Did get a scolding though that struck a nerve and a half...Dr. said I was following in my mum's footsteps as far as not taking care of myself the way I ought to. It definetly made me realise that I don't want to go down that path. I owe it to my family to work harder to care about myself and for myself. I owe it to myself...Here goes---to another year for Him!

Saturday, March 13, 2010

Wrestling with thoughts

She wants to die, mum WANTS to die. I hear it in what she says, how she talks, the looks she gives. She is so angry that daddy took her to the hospital. Mum keeps talking about when this happens again...she just wants daddy to sit on the couch and cuddle with her. Like she is dying from cancer and can't do anything about what is killing her. IF mum would choose to do her breathing treatments, IF mum would check her blood sugar, IF IF IF, she could live for some years yet. BUT her choice is to not do the breathing treatments when she is home. (right now mum is doing all she is told to do...cause of being in the ICU---but when she goes home...)

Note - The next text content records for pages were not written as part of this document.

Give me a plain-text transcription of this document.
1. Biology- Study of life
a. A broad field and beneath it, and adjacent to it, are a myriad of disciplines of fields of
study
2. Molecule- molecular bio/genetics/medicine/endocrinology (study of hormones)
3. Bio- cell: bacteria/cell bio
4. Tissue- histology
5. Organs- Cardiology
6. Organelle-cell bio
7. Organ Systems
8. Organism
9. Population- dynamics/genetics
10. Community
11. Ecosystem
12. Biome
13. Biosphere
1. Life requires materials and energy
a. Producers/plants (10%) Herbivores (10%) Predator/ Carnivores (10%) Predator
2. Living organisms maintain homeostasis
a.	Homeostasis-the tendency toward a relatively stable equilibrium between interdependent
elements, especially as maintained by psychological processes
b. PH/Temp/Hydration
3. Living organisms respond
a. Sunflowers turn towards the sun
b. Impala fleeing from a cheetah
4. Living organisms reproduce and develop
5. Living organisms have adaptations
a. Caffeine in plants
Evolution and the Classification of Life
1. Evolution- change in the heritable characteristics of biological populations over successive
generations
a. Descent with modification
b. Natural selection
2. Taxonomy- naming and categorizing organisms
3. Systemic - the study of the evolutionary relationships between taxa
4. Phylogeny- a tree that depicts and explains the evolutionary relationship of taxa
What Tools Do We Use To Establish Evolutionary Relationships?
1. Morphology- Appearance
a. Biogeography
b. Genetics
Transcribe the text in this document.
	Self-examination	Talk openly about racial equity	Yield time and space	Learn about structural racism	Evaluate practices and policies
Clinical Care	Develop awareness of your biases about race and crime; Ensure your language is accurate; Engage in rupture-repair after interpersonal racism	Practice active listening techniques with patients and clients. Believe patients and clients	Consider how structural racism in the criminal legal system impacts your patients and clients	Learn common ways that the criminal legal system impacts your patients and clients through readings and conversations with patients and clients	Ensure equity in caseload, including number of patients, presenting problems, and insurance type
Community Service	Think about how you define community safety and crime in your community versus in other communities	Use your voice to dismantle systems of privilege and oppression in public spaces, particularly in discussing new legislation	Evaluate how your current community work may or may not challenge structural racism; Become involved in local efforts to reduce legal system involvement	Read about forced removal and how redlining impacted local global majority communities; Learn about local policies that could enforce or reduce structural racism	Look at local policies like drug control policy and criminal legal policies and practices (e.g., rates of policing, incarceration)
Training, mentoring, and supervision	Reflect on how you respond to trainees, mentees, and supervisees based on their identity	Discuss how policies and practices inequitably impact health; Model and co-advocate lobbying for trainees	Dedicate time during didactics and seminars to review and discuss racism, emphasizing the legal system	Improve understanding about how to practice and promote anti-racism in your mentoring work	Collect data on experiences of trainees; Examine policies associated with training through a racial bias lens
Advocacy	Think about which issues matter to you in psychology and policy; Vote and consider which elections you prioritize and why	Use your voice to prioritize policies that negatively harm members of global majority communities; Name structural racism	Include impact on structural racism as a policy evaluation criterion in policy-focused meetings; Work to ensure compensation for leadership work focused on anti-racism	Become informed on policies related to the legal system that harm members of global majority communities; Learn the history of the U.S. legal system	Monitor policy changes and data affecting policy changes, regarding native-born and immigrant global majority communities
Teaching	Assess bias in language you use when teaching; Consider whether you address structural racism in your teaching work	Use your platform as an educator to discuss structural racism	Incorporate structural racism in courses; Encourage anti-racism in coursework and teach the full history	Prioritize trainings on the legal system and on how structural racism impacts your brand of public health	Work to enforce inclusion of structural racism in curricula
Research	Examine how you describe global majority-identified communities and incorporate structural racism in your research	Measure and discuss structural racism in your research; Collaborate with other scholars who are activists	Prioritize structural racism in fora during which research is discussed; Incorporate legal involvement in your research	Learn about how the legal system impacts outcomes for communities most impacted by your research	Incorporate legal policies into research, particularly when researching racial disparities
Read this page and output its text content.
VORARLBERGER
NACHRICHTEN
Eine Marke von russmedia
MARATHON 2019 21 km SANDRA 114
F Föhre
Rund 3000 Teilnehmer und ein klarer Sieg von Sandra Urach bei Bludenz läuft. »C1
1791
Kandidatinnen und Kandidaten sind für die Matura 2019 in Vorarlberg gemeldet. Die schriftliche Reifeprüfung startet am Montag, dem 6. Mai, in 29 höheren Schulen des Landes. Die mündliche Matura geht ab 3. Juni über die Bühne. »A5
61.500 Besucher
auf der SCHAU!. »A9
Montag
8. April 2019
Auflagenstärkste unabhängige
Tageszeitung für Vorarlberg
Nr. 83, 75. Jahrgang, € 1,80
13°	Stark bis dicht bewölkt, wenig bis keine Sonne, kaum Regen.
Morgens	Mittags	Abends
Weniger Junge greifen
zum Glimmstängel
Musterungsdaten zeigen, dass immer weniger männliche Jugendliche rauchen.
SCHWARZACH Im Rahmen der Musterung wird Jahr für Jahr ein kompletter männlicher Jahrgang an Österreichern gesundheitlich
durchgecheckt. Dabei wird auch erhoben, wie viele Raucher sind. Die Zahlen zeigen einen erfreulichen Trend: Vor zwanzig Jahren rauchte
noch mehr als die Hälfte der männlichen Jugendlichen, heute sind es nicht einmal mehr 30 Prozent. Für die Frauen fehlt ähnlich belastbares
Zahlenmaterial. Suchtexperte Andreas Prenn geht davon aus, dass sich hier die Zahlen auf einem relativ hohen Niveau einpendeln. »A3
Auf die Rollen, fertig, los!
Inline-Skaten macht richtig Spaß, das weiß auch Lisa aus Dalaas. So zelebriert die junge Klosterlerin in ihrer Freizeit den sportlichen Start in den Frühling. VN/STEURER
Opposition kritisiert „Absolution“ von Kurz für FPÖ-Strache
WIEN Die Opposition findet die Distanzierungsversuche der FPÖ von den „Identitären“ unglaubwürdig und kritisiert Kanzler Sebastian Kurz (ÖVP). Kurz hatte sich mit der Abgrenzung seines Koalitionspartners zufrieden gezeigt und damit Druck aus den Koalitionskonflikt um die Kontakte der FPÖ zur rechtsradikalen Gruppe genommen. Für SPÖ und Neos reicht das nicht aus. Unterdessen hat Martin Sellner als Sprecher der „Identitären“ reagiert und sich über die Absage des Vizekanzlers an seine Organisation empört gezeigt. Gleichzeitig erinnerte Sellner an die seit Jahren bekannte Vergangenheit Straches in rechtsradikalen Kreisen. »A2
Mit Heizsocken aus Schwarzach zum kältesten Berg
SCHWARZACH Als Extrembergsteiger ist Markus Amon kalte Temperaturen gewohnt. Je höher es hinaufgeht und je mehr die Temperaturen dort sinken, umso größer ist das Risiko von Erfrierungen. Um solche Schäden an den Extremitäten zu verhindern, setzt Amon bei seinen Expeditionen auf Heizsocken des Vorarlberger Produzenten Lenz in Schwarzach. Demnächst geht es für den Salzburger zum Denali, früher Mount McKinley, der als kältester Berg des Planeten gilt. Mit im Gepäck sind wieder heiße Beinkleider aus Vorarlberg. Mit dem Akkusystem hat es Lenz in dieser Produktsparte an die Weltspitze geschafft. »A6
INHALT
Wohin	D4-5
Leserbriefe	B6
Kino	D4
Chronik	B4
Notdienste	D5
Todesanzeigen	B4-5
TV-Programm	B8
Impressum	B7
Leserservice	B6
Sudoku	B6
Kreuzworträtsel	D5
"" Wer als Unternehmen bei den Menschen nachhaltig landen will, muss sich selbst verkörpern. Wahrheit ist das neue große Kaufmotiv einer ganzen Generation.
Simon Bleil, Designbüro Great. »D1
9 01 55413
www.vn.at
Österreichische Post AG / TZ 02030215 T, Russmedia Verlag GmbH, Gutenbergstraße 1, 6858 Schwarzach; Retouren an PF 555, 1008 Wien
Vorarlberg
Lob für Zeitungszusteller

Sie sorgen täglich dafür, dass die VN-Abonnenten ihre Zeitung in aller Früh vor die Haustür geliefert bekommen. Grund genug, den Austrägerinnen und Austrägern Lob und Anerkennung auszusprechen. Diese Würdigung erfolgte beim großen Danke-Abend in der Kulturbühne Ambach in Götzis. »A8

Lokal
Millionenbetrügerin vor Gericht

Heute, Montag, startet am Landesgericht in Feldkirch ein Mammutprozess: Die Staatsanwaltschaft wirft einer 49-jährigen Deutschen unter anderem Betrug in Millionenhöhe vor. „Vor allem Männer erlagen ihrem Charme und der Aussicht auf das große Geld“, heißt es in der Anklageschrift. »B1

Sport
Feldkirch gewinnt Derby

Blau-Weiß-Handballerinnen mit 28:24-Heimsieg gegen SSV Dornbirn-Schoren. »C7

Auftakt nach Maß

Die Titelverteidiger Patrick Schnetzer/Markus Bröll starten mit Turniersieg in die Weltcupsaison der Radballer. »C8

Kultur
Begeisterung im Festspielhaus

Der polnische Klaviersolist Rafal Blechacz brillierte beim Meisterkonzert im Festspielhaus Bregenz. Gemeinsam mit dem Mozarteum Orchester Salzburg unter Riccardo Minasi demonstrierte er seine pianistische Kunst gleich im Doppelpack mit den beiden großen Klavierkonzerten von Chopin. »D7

I am so frustrated. I can't even begin to understand this. How do you just decide to stop wanting to live? How do you just decide to leave your loved ones, just because you don't want to try anymore. Listen, I understand giving up the good fight...this seems more like depression to me. So how do you try to convince your parent to receive more help, as in psychiatric help?

Please Lord, remind her that you number our days and it is up to us to live them out the way you ask us to. Lord, you know my heart is not to judge my mum, help me to continue to express your grace to her. I know my expressions can reflect the pain in my heart, and I am definetly in pain right now.

I am not ready to lose my mum. My heart is so broken at the idea of not being able to call her, talk to her, to hug her, hold her hand. To never hear her voice again...God I need your strength, your peace, your comfort...I can't do this alone.

Friday, March 12, 2010

A look

How can a look cut so deep? How can a look melt a heart? How can a look provoke tears to stream down my face? How do our eyes say so much?

They truly are the windows to our soul.

God please help my eyes reflect you. My love for you...Your love through me...Your compassion, grace, mercy... YOU and YOU ALONE, Lord.

Thursday, March 11, 2010

Waiting

As I sit here once again in the ICU waiting room, I wonder how the day will go.

God is faithful, and we are here to walk it out. I say that--sitting here...

What Lord, will you ask me to walk out. Patience with my siblings...graciously taking what I need to, in order for them to see you somehow? I need Your strength Lord, to do so. I can not do this on my own...I don't have it in me. ONLY IN YOU. Please Lord help me to exemplify you. Help me to have peace, to be peaceful, and to know that you are showing through me/us. Please help me to not blow it.

This post is more for me to write out what I am feeling...Sorry, if it doesn't connect with anyone else.